「俺もそんなことと思ったが、お前たちがちょっとでも仲良くしておけばここまで大騒ぎせずに済んだかもしれないと思うと、初めにちゃんと伝えておくべきだった。・・・おい、その辺、散らかしたり血を付けるな。あすこの病院から無理やり借りてきた車だ」
「そいつに話は通じない」後部座席の男が云った。
「待てと云うのに車を海に叩きこんで大笑いしてたような奴だ」
「お前が、人をつかまえて話が通じない呼ばわりできるのか?・・・車を落とすのが楽しいのか、氷河?」
「・・・笑っていない・・・」
「楽しそうに笑ってただろうが!気が違ったのかと思ったぞ!」
「気違いはお前だ。可笑しかっただろ、エンジンフードが・・・」
「あれが面白い冗談でも云ったか?俺は聞こえなかった」
「あれでもお前よりマシなことを云うだろう」
「見ろ、話にならん」
「お互いさまだ」黒髪の運転手が歎息した。
ハンドルから片手を離して携帯端末を取り出し、発信の操作をして助手席の彼に差し出した。

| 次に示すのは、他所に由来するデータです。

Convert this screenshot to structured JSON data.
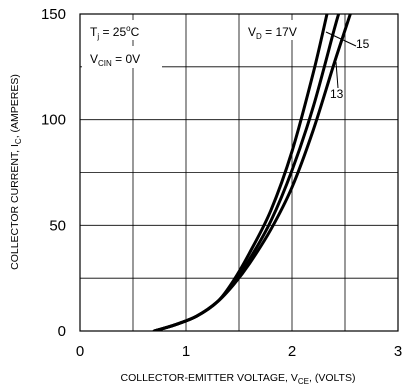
{
  "chart_data": {
    "type": "line",
    "xlabel": {
      "main": "COLLECTOR-EMITTER VOLTAGE, V",
      "sub": "CE",
      "tail": ", (VOLTS)"
    },
    "ylabel": {
      "main": "COLLECTOR CURRENT, I",
      "sub": "C",
      "tail": ", (AMPERES)"
    },
    "xlim": [
      0,
      3
    ],
    "ylim": [
      0,
      150
    ],
    "x_ticks": [
      0,
      1,
      2,
      3
    ],
    "y_ticks": [
      0,
      50,
      100,
      150
    ],
    "x_tick_labels": [
      "0",
      "1",
      "2",
      "3"
    ],
    "y_tick_labels": [
      "0",
      "50",
      "100",
      "150"
    ],
    "grid": true,
    "annotations": {
      "tj": {
        "main": "T",
        "sub": "j",
        "tail": " = 25",
        "sup": "o",
        "unit": "C"
      },
      "vcin": {
        "main": "V",
        "sub": "CIN",
        "tail": " = 0V"
      },
      "vd": {
        "main": "V",
        "sub": "D",
        "tail": " = 17V"
      },
      "label_15": "15",
      "label_13": "13"
    },
    "series": [
      {
        "name": "17",
        "x": [
          0.7,
          0.9,
          1.1,
          1.3,
          1.45,
          1.6,
          1.8,
          2.0,
          2.2,
          2.33
        ],
        "y": [
          0,
          3,
          7,
          14,
          24,
          37,
          57,
          85,
          122,
          150
        ]
      },
      {
        "name": "15",
        "x": [
          0.7,
          0.9,
          1.1,
          1.3,
          1.45,
          1.6,
          1.8,
          2.0,
          2.2,
          2.4,
          2.44
        ],
        "y": [
          0,
          3,
          7,
          14,
          23,
          34,
          52,
          76,
          106,
          143,
          150
        ]
      },
      {
        "name": "13",
        "x": [
          0.7,
          0.9,
          1.1,
          1.3,
          1.45,
          1.6,
          1.8,
          2.0,
          2.2,
          2.4,
          2.55
        ],
        "y": [
          0,
          3,
          7,
          14,
          22,
          32,
          48,
          68,
          95,
          127,
          150
        ]
      }
    ],
    "line_color": "#000000"
  }
}
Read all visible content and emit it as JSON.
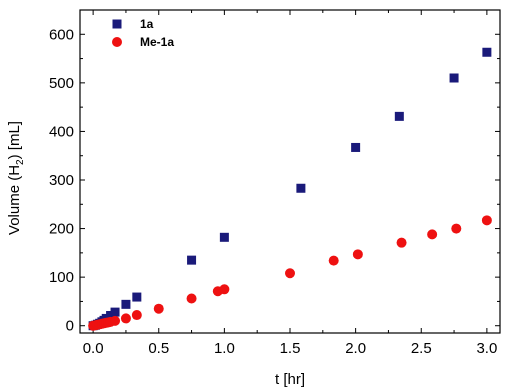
{
  "chart_data": {
    "type": "scatter",
    "xlabel": "t [hr]",
    "ylabel_main": "Volume (H",
    "ylabel_sub": "2",
    "ylabel_tail": ") [mL]",
    "xlim": [
      -0.1,
      3.1
    ],
    "ylim": [
      -15,
      650
    ],
    "xticks": [
      0.0,
      0.5,
      1.0,
      1.5,
      2.0,
      2.5,
      3.0
    ],
    "xtick_labels": [
      "0.0",
      "0.5",
      "1.0",
      "1.5",
      "2.0",
      "2.5",
      "3.0"
    ],
    "yticks": [
      0,
      100,
      200,
      300,
      400,
      500,
      600
    ],
    "ytick_labels": [
      "0",
      "100",
      "200",
      "300",
      "400",
      "500",
      "600"
    ],
    "legend_position": "top-left",
    "grid": false,
    "series": [
      {
        "name": "1a",
        "marker": "square",
        "color": "#1a1a7a",
        "x": [
          0.0,
          0.017,
          0.033,
          0.05,
          0.067,
          0.083,
          0.1,
          0.133,
          0.167,
          0.25,
          0.333,
          0.75,
          1.0,
          1.583,
          2.0,
          2.333,
          2.75,
          3.0
        ],
        "y": [
          0,
          1,
          3,
          5,
          8,
          11,
          15,
          21,
          28,
          44,
          59,
          135,
          182,
          283,
          367,
          431,
          510,
          563
        ]
      },
      {
        "name": "Me-1a",
        "marker": "circle",
        "color": "#ee1111",
        "x": [
          0.0,
          0.017,
          0.033,
          0.05,
          0.067,
          0.083,
          0.1,
          0.117,
          0.133,
          0.167,
          0.25,
          0.333,
          0.5,
          0.75,
          0.95,
          1.0,
          1.5,
          1.833,
          2.017,
          2.35,
          2.583,
          2.767,
          3.0
        ],
        "y": [
          0,
          1,
          2,
          3,
          4,
          5,
          6,
          7,
          8,
          10,
          15,
          22,
          35,
          56,
          71,
          75,
          108,
          134,
          147,
          171,
          188,
          200,
          217
        ]
      }
    ]
  }
}
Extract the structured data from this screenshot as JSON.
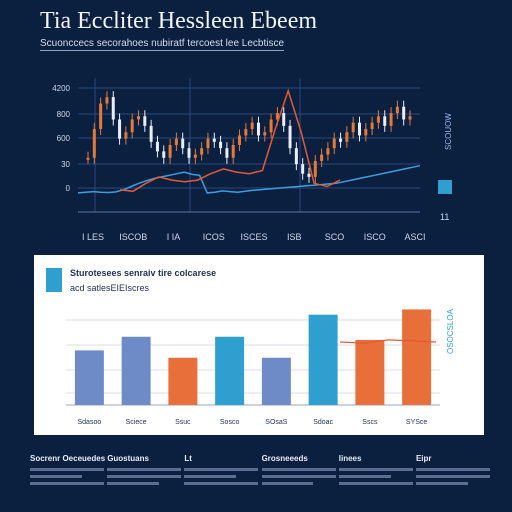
{
  "title": "Tia Eccliter Hessleen Ebeem",
  "subtitle": "Scuonccecs secorahoes nubiratf tercoest lee Lecbtisce",
  "right_legend": "SCOUOW",
  "right_key_label": "11",
  "panel": {
    "title": "Sturotesees senraiv tire colcarese",
    "subtitle": "acd satlesEIEIscres",
    "legend": "OSOCSLOA"
  },
  "colors": {
    "background": "#0b1f3f",
    "up_candle": "#e37a3a",
    "down_candle": "#e8eefc",
    "signal_line": "#3aa0e0",
    "spike_line": "#e25a3a",
    "bar_blue": "#6e8bc7",
    "bar_orange": "#e86e3a",
    "bar_teal": "#2f9fd0",
    "accent": "#2f9fd0"
  },
  "footer": [
    {
      "heading": "Socrenr Oeceuedes"
    },
    {
      "heading": "Guostuans"
    },
    {
      "heading": "Lt"
    },
    {
      "heading": "Grosneeeds"
    },
    {
      "heading": "Iinees"
    },
    {
      "heading": "Eipr"
    }
  ],
  "chart_data": [
    {
      "type": "line",
      "title": "",
      "xlabel": "",
      "ylabel": "",
      "x_ticks": [
        "I LES",
        "ISCOB",
        "I IA",
        "ICOS",
        "ISCES",
        "ISB",
        "SCO",
        "ISCO",
        "ASCI"
      ],
      "y_ticks": [
        "4200",
        "800",
        "600",
        "30",
        "0"
      ],
      "ylim": [
        0,
        4200
      ],
      "grid": true,
      "series": [
        {
          "style": "candles",
          "values": [
            1700,
            2600,
            3400,
            3600,
            2900,
            2300,
            2500,
            2900,
            3000,
            2700,
            2200,
            1900,
            1700,
            2100,
            2300,
            2000,
            1700,
            1800,
            2000,
            2300,
            2200,
            2000,
            1700,
            2100,
            2400,
            2600,
            2800,
            2400,
            2500,
            2900,
            3100,
            2700,
            2000,
            1500,
            1200,
            1100,
            1600,
            1800,
            2000,
            2300,
            2200,
            2500,
            2800,
            2400,
            2600,
            2800,
            3000,
            2700,
            3100,
            3300,
            2900,
            3000
          ]
        },
        {
          "style": "line",
          "values": [
            600,
            620,
            640,
            620,
            610,
            630,
            700,
            800,
            900,
            980,
            1050,
            1100,
            1150,
            1200,
            1250,
            1180,
            1150,
            600,
            620,
            660,
            640,
            620,
            650,
            680,
            700,
            720,
            740,
            760,
            780,
            800,
            820,
            840,
            860,
            880,
            900,
            950,
            1000,
            1050,
            1100,
            1150,
            1200,
            1250,
            1300,
            1350,
            1400,
            1450
          ]
        },
        {
          "style": "spike",
          "values": [
            700,
            650,
            900,
            1100,
            1000,
            950,
            1000,
            1200,
            1350,
            1250,
            1200,
            1300,
            2600,
            3800,
            2500,
            900,
            800,
            1000
          ]
        }
      ]
    },
    {
      "type": "bar",
      "title": "",
      "xlabel": "",
      "ylabel": "",
      "categories": [
        "Sdasoo",
        "Sciece",
        "Ssuc",
        "Sosco",
        "SOsaS",
        "Sdoac",
        "Sscs",
        "SYSce"
      ],
      "values": [
        52,
        65,
        45,
        65,
        45,
        86,
        62,
        91
      ],
      "bar_colors": [
        "#6e8bc7",
        "#6e8bc7",
        "#e86e3a",
        "#2f9fd0",
        "#6e8bc7",
        "#2f9fd0",
        "#e86e3a",
        "#e86e3a"
      ],
      "overlay_line": [
        60,
        59,
        62,
        61,
        60
      ],
      "ylim": [
        0,
        100
      ],
      "grid": true
    }
  ]
}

何だ、という顔をする相手に押しつけるようにして手渡した。
「せいぜい上手く報告するんだな」
「何で俺が」
「お前が運転してたから」
金髪の彼が携帯端末を突き返そうとしたとき、『はい』と応答があった。
伝言の主であり、「瞬」というシンプルな呼び名よりも、同僚からよそよそしく「参謀殿」と呼ばれることのほうが多い、後部座席の男の栗毛の実弟であった。
『紫龍?何かあった?』
「・・・」
『もしもし?』
運転手が早く返事しろ、というように助手席の彼を見た。
金髪の彼は携帯端末に向かって、「いちいち俺を面倒に巻き込むな」と報告ではなく文句を云った。
栗毛の少年は素早く状況を理解したようだった。落ち着いた声がスピーカーから続いた。
『面倒って、何が?』
「お前の兄貴だ。俺は関係ない」
『あるよ。僕らはチームなんだから』
「知らないチームだ。俺は参加していない」
『きみ、兄さんのこと、怒ってるの?』真摯に心配する様子になった。
金髪の彼は眼をしばたたいた。
「・・・そうじゃない。面倒だと云ったんだ。俺は――」
『傷はまだ痛む?・・・痛むだろうね。あの酷い傷跡じゃ、当分は――』
「いや、全然痛まない。だから――」
『僕はきみを頼りにしてる。信じてる』
金髪の彼は絶句した。
電話の向こうの相手は続けた。
『きみは関係ある。僕とも兄とも。だから悪いけど、巻き込まれてくれるかい。僕がわがままなのは、とっくに知っているだろう?その代わり・・・というわけじゃないけど、僕はきみの為なら、何でもする』
金髪の彼は助手席に力なく沈んだ。黙ったまま携帯端末を後ろに向かって差し出した。
後部座席の男は片手を伸ばして受け取った。
「奴は、ものすごく気分が悪くなったらしい。何を云った?」
電話の相手は楽しげに笑った。
『愛の言葉を少し』
「呪いの呪文だろう」
『違いが?』実弟はうそぶいた。『空港には着いたの?』
「もうすぐ着くが、気分が悪い奴の代わりに教えてやることがある。社用車が海に落ちた。ナンバープレートはそのままだ。他にも何台か燃えたりして騒ぎになった。ニュースを見ろ」
『・・・そう。後始末が大変だな』
実弟は、少なからず予想していたのか、平静な口調だった。
『あとで氷河に事情をたっぷり聞こう』
「のたれ死にしたがってる奴なんかに入れ込むと、苦労するぞ」
『のたれ死に?』弟の落ち着いていた声が高くなった。『どうして?』
「お前の方が詳しいはずだ。ところで、俺たちの楽しいドライブの邪魔をした連中は何者だ?」
『・・・これから調べる。けど、見当は付いている。数日前から連絡がとれない発電系のアームが何人かいる。あと、専務とその取り巻きの社員から、けさになって休暇届と辞表が出た』
「辞表は分かるが、休暇届ってのは、ふざけた面の皮だな」
『専務だよ。前会長の右腕だった切れ者だ。実に面白い文章だった。今度兄さんが日本に帰ってきたら、見せてあげる』
弟は控えめに、精一杯の願いを込めて云った。
「興味ないがな・・・」
『おかげさまで忙しい。そろそろ切るよ』
「そうか。切れ」
『兄さんから』
兄は電話を切った。
シルバーの国産車は左にウィンカーを出し、空港の出口を降りた。